Xtreme
11-03-2001, 12:00 PM
I am trying to get the fps up on my direct x 7 isometric tile game. Well in isometric tiles you have to blt everything transparent but i was trying to think up of ways to improve speed. Here is my thought. (Please keep in mind i am blitting first the ground then the other objects such as trees etc). If i blt once the ground tiles (the grass and all) with transparancy only once onto a seperate surface called ground then blt that surface without trancparancy (i'm not really sure how that would be done - with a flip mabey - and then blt with transparency the object tiles like trees etc. Therefore you would only have to have bltd the ground tiles once and use that as a still picture and blt your transparencies on top of that. Does anyone think this will be faster(or/and know how to do it?)
Squirm
11-03-2001, 03:44 PM
Well, if you plan on blting the tiles onto this temp surface every refresh, then no, infact performance will decrease. If, however, you only blt to the hidden surface when explicitly required, then it would give a speed increase.
Your temp surface can be a normal OFFSCREENPLAIN as you would use to hold a bitmap. You would make it the same height and width as the screen I would guess, any larger would certainly use up excess video/system memory. I would not suggest having one huge surface to store the whole game world and the blt portions of it.

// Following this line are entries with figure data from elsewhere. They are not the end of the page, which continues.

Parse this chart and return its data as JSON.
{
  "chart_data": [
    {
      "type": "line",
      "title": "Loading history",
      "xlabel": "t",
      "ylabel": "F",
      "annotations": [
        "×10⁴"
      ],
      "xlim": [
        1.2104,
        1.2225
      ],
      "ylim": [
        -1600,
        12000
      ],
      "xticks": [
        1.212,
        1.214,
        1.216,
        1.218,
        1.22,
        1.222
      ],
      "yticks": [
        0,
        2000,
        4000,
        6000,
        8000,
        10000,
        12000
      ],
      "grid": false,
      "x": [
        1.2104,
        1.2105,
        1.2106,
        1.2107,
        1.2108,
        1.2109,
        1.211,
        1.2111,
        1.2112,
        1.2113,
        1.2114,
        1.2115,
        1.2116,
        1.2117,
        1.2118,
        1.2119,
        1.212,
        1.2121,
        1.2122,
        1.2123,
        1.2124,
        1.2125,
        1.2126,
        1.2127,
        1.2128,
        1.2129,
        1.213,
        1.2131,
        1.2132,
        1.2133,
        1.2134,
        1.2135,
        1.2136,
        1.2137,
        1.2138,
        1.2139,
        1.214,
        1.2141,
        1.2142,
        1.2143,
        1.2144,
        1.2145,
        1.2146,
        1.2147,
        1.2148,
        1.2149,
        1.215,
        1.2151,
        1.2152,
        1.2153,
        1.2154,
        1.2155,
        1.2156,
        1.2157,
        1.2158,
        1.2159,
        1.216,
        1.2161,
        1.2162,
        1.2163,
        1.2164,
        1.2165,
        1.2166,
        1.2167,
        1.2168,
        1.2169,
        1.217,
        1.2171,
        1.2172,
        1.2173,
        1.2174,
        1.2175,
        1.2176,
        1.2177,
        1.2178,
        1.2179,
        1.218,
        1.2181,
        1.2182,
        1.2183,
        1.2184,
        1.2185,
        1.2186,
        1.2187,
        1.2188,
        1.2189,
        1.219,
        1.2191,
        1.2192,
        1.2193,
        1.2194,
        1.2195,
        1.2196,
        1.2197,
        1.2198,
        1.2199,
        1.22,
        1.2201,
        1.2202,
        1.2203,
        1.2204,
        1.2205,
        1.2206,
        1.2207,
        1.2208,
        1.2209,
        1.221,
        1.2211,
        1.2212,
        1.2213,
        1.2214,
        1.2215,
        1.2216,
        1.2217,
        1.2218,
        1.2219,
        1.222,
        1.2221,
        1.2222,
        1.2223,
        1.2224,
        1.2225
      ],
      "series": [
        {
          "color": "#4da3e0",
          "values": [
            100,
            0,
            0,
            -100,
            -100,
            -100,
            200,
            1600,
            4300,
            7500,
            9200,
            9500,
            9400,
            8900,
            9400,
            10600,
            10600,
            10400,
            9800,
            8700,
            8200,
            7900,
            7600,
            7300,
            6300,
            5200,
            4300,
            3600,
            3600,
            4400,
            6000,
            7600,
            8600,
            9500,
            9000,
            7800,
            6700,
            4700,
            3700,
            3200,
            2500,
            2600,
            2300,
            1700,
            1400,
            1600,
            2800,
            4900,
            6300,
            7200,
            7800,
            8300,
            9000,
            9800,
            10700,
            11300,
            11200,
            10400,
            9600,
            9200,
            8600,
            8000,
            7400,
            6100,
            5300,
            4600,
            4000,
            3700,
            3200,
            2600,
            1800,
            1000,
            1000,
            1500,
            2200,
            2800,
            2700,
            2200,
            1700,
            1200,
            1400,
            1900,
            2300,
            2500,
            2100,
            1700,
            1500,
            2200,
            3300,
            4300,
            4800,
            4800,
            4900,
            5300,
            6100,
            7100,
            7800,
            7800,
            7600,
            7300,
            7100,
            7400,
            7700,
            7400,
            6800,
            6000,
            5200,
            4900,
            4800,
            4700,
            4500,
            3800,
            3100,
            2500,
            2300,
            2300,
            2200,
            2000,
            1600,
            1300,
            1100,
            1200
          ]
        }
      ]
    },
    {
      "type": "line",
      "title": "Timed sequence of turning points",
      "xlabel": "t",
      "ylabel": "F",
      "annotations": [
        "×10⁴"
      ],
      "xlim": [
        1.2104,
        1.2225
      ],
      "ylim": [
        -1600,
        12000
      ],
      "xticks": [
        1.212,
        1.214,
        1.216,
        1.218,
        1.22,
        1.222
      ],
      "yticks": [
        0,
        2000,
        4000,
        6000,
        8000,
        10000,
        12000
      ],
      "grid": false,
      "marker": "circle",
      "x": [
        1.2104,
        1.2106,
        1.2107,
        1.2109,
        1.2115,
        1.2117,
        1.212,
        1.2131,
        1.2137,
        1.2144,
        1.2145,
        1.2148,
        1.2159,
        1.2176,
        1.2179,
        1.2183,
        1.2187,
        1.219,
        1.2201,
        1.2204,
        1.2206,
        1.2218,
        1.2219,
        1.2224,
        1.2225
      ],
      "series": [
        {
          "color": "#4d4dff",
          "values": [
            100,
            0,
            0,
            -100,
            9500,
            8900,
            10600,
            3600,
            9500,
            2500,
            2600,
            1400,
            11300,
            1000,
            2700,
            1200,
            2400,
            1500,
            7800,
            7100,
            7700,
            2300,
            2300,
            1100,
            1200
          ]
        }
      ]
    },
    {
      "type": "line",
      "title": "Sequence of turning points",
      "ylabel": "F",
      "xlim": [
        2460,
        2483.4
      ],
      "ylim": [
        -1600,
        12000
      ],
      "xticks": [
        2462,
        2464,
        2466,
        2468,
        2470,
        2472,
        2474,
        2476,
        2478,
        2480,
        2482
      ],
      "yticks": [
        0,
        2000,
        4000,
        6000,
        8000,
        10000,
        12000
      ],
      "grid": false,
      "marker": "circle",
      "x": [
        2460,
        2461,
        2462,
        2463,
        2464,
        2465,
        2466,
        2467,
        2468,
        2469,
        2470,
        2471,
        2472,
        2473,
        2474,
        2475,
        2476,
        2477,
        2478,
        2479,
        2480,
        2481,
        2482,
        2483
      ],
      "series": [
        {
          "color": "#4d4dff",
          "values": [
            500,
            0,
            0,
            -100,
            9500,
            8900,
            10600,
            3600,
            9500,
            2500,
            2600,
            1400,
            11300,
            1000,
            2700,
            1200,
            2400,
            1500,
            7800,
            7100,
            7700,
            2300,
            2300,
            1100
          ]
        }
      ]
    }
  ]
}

If you are getting low FPS, you can improve this by reducing the number of blts you need to do per screen. We can do this using culling, which means we only try to blt tiles that will actually be visible. Another is to increase the size of the tiles, or blt the tiles in groups of 4. You might also want to do away completely with 2D operations and then setup your tiles as textures and apply them to a series of TLVertexes which match the blt co-ordinates. Using colkeys in this way greatly increases speed. There are many methods.
I would suggest trying your idea as I mentioned above, and also try increasing the size of the tiles. Also, your FPS deficit might not be due to your blting operations (though I suspect it is). You can test this by commenting out the blt operations and then testing it and see how the FPS varies.
Xtreme
11-03-2001, 03:51 PM
Thanks for the reply. I will try my idea and if i get a chance i'll let you know how it worked.
Xtreme
11-03-2001, 05:00 PM
i am using this code to initialize the surface called ground
Set Ground = Nothing
ddsurf2.lFlags = DDSD_CAPS
ddsurf2.ddsCaps.lCaps = DDSCAPS_OFFSCREENPLAIN
Set Ground = DDraw.CreateSurface(ddsurf2)
Ground_RECT.Left = 0
Ground_RECT.Top = 0
Ground_RECT.Right = 640
Ground_RECT.Bottom = 480
and this is the blt statement
Ground.BltFast x, y, surface, RectTEMP, DDBLTFAST_DONOTWAIT Or DDBLTFAST_SRCCOLORKEY
RectTEMP and surface pertain to the surface with the ground tiles on them.
Is this all correct? i am getting an error at the set Ground = DDraw.CreateSurface(ddsurf2)
Squirm
11-03-2001, 05:06 PM
You must specify the width and height when creating a regular surface (not from file) and also have the WIDTH and HEIGHT flags set.
<pre> With ddsurf2
.lWidth = 640
.lHeight = 480
.ddsCaps.lCaps = DDSCAPS_OFFSCREENPLAIN
.lFlags = DDSD_CAPS Or DDSD_HEIGHT Or DDSD_WIDTH
.ddsCaps.lCaps2 = 0
.lTextureStage = 0
End With</pre>
Xtreme
11-03-2001, 05:23 PM
The code really helped. In the processed i realized a couple of speed problems with my code. by the time i was done i gain 4 or 5 fps. thanks again.